Greenside@Nicholson Square, Edinburgh
August 13, 2019
Guan Yu is a respected Chinese historical figure know for his patriotism, loyalty to country and friends, bravery in war and such like. The Solitary Journey of Guan Yu (干独行里) by Lee Wushu Arts Theatre of Malaysia tells of him winning wars, but then losing one at Maicheng, being captured and executed. Told through flashback, we are also shown the bridge that separates the earthly and spirit world, an oath sworn at the Peach Garden and him riding for thousands of miles with only his Green Dragon Sabre for company.
Choreographer Lee Swee Seng (李劲松) is a fine, athletic dancer, although he doesn’t communicate much with his face and is strangely more expressive with his back to the audience. His opening dance with a sword is especially fierce and dramatic. He also makes two glove puppets who fight each other really come to life.
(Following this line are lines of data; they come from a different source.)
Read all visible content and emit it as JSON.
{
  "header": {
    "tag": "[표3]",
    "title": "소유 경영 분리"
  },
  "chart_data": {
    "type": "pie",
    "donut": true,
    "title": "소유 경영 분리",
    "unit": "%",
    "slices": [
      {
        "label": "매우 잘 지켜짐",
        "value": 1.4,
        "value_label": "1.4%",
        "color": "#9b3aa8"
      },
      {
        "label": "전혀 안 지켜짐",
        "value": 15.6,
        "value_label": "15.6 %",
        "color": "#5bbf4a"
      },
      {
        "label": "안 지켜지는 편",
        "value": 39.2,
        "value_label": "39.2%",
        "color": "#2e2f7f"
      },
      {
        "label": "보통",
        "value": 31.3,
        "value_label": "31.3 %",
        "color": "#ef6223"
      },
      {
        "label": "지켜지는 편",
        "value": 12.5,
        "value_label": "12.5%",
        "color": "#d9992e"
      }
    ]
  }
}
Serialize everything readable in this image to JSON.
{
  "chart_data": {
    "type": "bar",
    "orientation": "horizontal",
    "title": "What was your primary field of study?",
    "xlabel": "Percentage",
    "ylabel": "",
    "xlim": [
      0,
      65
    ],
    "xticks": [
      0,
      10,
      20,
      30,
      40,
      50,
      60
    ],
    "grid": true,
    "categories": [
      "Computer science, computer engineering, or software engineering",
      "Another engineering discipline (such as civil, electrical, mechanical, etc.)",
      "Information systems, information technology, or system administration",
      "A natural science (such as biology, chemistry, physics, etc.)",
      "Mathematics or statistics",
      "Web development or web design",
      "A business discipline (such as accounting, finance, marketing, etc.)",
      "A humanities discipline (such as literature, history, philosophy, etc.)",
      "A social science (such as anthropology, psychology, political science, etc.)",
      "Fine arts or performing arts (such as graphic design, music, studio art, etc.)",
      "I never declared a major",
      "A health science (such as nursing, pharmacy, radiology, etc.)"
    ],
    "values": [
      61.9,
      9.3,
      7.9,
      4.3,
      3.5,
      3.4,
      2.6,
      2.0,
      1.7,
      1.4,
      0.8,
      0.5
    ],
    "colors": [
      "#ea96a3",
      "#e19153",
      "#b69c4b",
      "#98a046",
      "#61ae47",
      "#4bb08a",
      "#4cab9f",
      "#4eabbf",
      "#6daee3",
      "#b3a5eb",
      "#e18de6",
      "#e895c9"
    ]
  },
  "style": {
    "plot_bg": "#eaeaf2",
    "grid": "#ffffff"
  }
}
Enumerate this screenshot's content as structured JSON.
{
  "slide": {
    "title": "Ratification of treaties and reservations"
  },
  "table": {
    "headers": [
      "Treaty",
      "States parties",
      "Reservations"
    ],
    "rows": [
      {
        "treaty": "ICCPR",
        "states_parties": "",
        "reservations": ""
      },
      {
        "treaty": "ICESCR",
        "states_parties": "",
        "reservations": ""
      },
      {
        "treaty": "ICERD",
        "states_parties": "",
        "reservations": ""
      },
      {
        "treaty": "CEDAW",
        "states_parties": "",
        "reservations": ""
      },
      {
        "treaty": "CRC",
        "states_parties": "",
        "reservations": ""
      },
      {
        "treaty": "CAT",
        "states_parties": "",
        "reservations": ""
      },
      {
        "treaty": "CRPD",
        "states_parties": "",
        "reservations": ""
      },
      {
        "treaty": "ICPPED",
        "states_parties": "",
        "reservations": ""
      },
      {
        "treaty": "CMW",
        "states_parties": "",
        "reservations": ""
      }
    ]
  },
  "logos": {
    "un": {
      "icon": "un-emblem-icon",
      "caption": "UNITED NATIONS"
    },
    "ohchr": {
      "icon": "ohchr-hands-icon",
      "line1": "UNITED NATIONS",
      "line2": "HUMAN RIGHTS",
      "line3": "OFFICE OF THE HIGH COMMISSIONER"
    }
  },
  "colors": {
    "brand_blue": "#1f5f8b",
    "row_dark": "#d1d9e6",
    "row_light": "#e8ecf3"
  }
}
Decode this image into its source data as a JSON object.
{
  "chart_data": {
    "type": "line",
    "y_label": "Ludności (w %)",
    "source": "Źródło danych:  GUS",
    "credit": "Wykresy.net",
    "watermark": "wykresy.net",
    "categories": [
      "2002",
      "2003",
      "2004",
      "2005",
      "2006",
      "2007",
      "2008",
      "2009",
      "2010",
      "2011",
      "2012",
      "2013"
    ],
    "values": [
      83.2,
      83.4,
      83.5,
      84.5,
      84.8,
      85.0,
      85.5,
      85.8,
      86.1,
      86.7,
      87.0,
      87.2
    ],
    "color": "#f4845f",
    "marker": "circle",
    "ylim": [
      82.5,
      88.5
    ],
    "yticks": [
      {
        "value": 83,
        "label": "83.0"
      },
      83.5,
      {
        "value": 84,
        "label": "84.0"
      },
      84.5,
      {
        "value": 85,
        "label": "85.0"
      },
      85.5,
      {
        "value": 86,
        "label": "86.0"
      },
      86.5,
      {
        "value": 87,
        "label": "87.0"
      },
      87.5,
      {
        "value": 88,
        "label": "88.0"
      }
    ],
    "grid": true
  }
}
It’s all accompanied by some excellent live percussion and soulful music from Thing Yoong How (唐勇豪), who also provides the spoken text.
With its wushu (martial arts dance), glove puppetry and drumming, it’s an interesting window in various Chinese dance and art forms not often seen in the UK but it was all undermined by its struggle to communicate narrative. A detailed synopsis was provided but it was only available at seat, and the show started almost immediately giving no chance to read it. There is some spoken text that explains what we are seeing, but it’s in Chinese, and while it’s also in the programme, there is no simultaneous translation. It all left one as alone as Guan Yu.
The lighting was also problematic with several harsh changes. At times, it felt like a technical rehearsal.
Fine dancing, fine music but ultimately disappointing and an opportunity missed.
The Solitary Journey of Guan Yu has completed its run at this year’s Edinburgh Festival Fringe.